Given its significant budgetary constraints, the Internal Revenue Service “did a good job overall” during the last filing season, Olson said. Still, “millions of taxpayers were unable to reach the IRS by phone; millions did not receive a timely response (if any) to their correspondence; and many more may have had to pay a tax preparer or professional for answers to tax law questions or for assistance they could previously have obtained from the IRS for free,” the report stated.

In one example of declining customer service that Olson also cited earlier this year at the Urban-Brookings Tax Policy Center, the IRS answered just 37 percent of calls routed to its telephone assistors during the 2015 filing season, and the average wait time was 23 minutes. That compares to answering 71 percent of calls last year, when hold times were 14 minutes.

There were also 8.8 million cases in which the IRS did not even try to answer the phone in 2015, compared to 544,000 so-called “courtesy disconnects” in 2014. Disconnects happen when the agency’s switchboard is overloaded.

“There is no doubt that the deficiencies in taxpayer service are substantially attributable to a lack of resources,” Olson said in the preface to the report.

The agency’s funding has decreased 17 percent since fiscal 2010, when adjusted for inflation, the taxpayer advocate noted. Further stretching resources, the IRS had to implement challenging portions of two laws -- the Affordable Care Act and the Foreign Account Tax Compliance Act – without any additional funding, the report said. This made “sharp declines” in taxpayer service “inevitable,” Olson concluded.  

Olson argued for more funding, but also said that the IRS should prioritize its current spending levels differently. The agency is focused too heavily on enforcement for the 2 percent of taxpayers who are delinquent in their obligations, and not enough on serving the 98 percent who are trying to pay the correct amount on time.

“There is a real risk that the inability of taxpayers to obtain assistance from the government, and their consequent frustration, will lead to less voluntary compliance and more enforced compliance,” the report stated.

Another problem, Olson said, is the agency’s emphasis on automating services. “The IRS’ vision of the future rests on a mistaken assumption that it can save dollars and maintain voluntary compliance by automating taxpayer service and issue resolution and getting out of the business of dealing with taxpayers directly in person or by phone,” Olson said.

Taxpayers need to be able to talk to IRS employees to convey their unique circumstances, the report said. “IRS should want to talk with these taxpayers, because each conversation provides an opportunity for it to understand the taxpayer’s facts and circumstances, recognize a situation that presents a different issue, educate the taxpayer about what is required for full compliance and provide full resolution to the taxpayer’s problem.”

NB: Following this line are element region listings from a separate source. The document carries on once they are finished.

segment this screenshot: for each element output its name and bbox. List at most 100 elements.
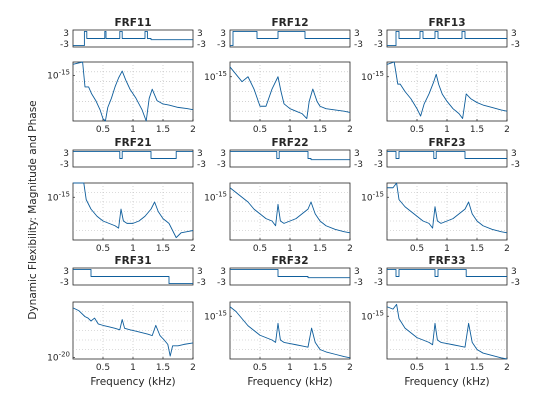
x-tick-label: 1.5	[156, 125, 170, 135]
x-tick-label: 0.5	[253, 244, 267, 254]
phase-ytick-right: -3	[511, 40, 520, 50]
panel-title: FRF21	[114, 137, 151, 149]
phase-ytick-right: 3	[197, 267, 203, 277]
x-tick-label: 1	[130, 244, 136, 254]
phase-ytick-right: 3	[354, 149, 360, 159]
x-tick-label: 1	[444, 244, 450, 254]
x-tick-label: 1	[130, 363, 136, 373]
x-tick-label: 0.5	[410, 244, 424, 254]
phase-ytick-left: -3	[60, 40, 69, 50]
magnitude-ytick-label: 10-15	[361, 190, 384, 203]
phase-ytick-right: -3	[354, 160, 363, 170]
phase-ytick-left: 3	[377, 149, 383, 159]
phase-ytick-left: -3	[374, 278, 383, 288]
magnitude-line	[386, 61, 508, 119]
panel-title: FRF33	[428, 255, 465, 267]
phase-ytick-right: 3	[197, 149, 203, 159]
x-tick-label: 0.5	[96, 363, 110, 373]
phase-line	[387, 30, 507, 47]
phase-ytick-right: -3	[197, 278, 206, 288]
phase-line	[230, 268, 350, 279]
x-tick-label: 2	[504, 244, 510, 254]
x-tick-label: 0.5	[96, 244, 110, 254]
x-tick-label: 2	[190, 244, 196, 254]
panel-title: FRF12	[271, 17, 308, 29]
phase-ytick-right: 3	[511, 267, 517, 277]
phase-ytick-left: -3	[217, 40, 226, 50]
x-tick-label: 1.5	[313, 363, 327, 373]
x-tick-label: 1.5	[313, 244, 327, 254]
x-tick-label: 2	[347, 244, 353, 254]
phase-axes	[72, 149, 194, 168]
x-tick-label: 2	[190, 125, 196, 135]
x-tick-label: 0.5	[410, 125, 424, 135]
phase-line	[230, 150, 350, 161]
x-tick-label: 2	[347, 363, 353, 373]
phase-line	[73, 150, 193, 159]
phase-ytick-right: 3	[197, 29, 203, 39]
x-axis-label: Frequency (kHz)	[247, 376, 332, 388]
x-tick-label: 2	[504, 125, 510, 135]
phase-ytick-left: 3	[220, 149, 226, 159]
x-tick-label: 1.5	[156, 244, 170, 254]
x-axis-label: Frequency (kHz)	[404, 376, 489, 388]
magnitude-ytick-label: 10-15	[361, 309, 384, 322]
x-tick-label: 1	[287, 125, 293, 135]
panel-title: FRF13	[428, 17, 465, 29]
x-axis-label: Frequency (kHz)	[90, 376, 175, 388]
magnitude-line	[229, 306, 351, 359]
x-tick-label: 1	[130, 125, 136, 135]
phase-ytick-left: -3	[60, 278, 69, 288]
phase-axes	[229, 149, 351, 168]
magnitude-ytick-label: 10-15	[204, 309, 227, 322]
phase-ytick-left: -3	[217, 278, 226, 288]
panel-title: FRF32	[271, 255, 308, 267]
phase-ytick-right: -3	[197, 160, 206, 170]
phase-ytick-right: -3	[197, 40, 206, 50]
panel-title: FRF22	[271, 137, 308, 149]
magnitude-line	[73, 182, 194, 239]
x-tick-label: 2	[504, 363, 510, 373]
magnitude-ytick-label: 10-15	[204, 70, 227, 83]
phase-ytick-left: 3	[220, 29, 226, 39]
x-tick-label: 1.5	[470, 125, 484, 135]
phase-ytick-right: -3	[511, 160, 520, 170]
phase-ytick-left: 3	[377, 267, 383, 277]
x-tick-label: 1.5	[313, 125, 327, 135]
x-tick-label: 0.5	[253, 125, 267, 135]
phase-ytick-right: 3	[511, 149, 517, 159]
x-tick-label: 1	[287, 244, 293, 254]
magnitude-line	[72, 307, 194, 357]
phase-ytick-left: 3	[63, 29, 69, 39]
magnitude-ytick-label: 10-20	[47, 351, 70, 364]
x-tick-label: 1.5	[470, 244, 484, 254]
phase-ytick-left: 3	[63, 149, 69, 159]
phase-ytick-left: 3	[220, 267, 226, 277]
phase-ytick-left: 3	[63, 267, 69, 277]
panel-title: FRF23	[428, 137, 465, 149]
x-tick-label: 0.5	[96, 125, 110, 135]
phase-ytick-right: -3	[511, 278, 520, 288]
phase-ytick-right: -3	[354, 40, 363, 50]
phase-line	[230, 30, 350, 47]
magnitude-line	[386, 303, 508, 360]
x-tick-label: 0.5	[410, 363, 424, 373]
x-tick-label: 0.5	[253, 363, 267, 373]
magnitude-ytick-label: 10-15	[361, 70, 384, 83]
phase-line	[387, 268, 507, 277]
phase-ytick-right: 3	[511, 29, 517, 39]
phase-line	[73, 30, 193, 47]
magnitude-line	[387, 182, 508, 234]
x-tick-label: 1	[444, 363, 450, 373]
magnitude-ytick-label: 10-15	[47, 69, 70, 82]
x-tick-label: 1	[287, 363, 293, 373]
panel-title: FRF31	[114, 255, 151, 267]
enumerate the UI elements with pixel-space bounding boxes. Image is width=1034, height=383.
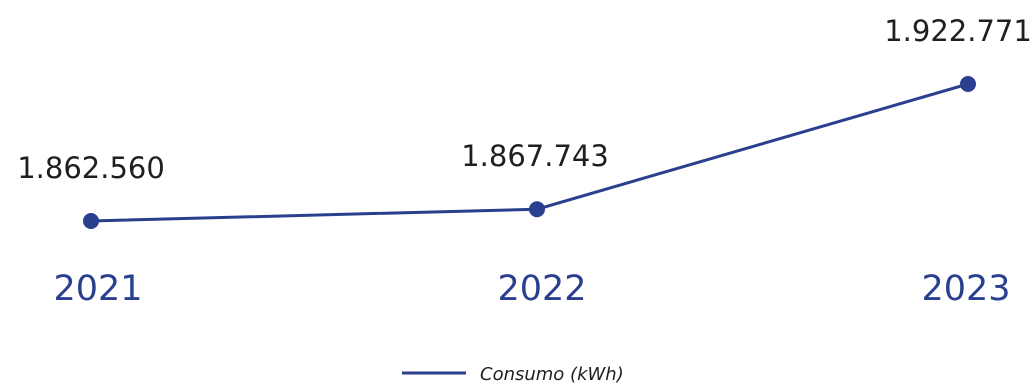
x-tick-label-2021: 2021 xyxy=(53,269,142,309)
data-point-2022 xyxy=(529,201,545,218)
x-tick-label-2023: 2023 xyxy=(921,269,1010,309)
data-label-2021: 1.862.560 xyxy=(17,151,165,185)
data-label-2023: 1.922.771 xyxy=(884,14,1032,48)
x-axis-tick-labels: 2021 2022 2023 xyxy=(53,269,1010,309)
legend-label: Consumo (kWh) xyxy=(480,364,624,383)
data-point-2021 xyxy=(83,213,99,229)
data-label-2022: 1.867.743 xyxy=(461,139,609,173)
series-layer xyxy=(83,76,976,229)
x-tick-label-2022: 2022 xyxy=(497,269,586,309)
legend: Consumo (kWh) xyxy=(402,364,624,383)
data-point-2023 xyxy=(960,76,976,92)
data-label-layer: 1.862.560 1.867.743 1.922.771 xyxy=(17,14,1032,185)
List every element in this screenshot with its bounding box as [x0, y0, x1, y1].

The National Treasury Employees Union blamed the IRS’ problems squarely on Congress, calling the customer service declines documented in Olson’s report shocking.

“It is disgraceful that Congress has allowed the level of service to taxpayers to fall so low,” NTEU President Colleen Kelley said in a statement. “These dramatic declines are a direct result of severe cuts to the IRS budget.”

Sen. Chuck Grassley, R-Iowa, also lamented IRS’ poor service record, but used the report as an opportunity to advocate legislation he introduced in June to “hold the IRS accountable to the public.” Grassley’s Taxpayer Bill of Rights Enhancement Act (S. 1578) would increase penalties on IRS employees for unauthorized disclosure of private taxpayer information and crack down on the use of private email for official business. The bill also permits the Treasury Department to provide status updates, and in certain instances requires status updates, regarding investigations into misconduct by IRS employees or certain third parties. It is similar to parts of a bill the House passed in April.

“Clearly, the IRS needs to dial up better service to taxpayers, rather than hanging up on those who have questions filing their returns,” Grassley said in a statement. “The IRS commissioner this spring predicted an ‘abysmal’ level of customer service during this tax filing season, and by that measure, it appears the agency beat those low expectations by a country mile.”

Charles S. Clark contributed to this report.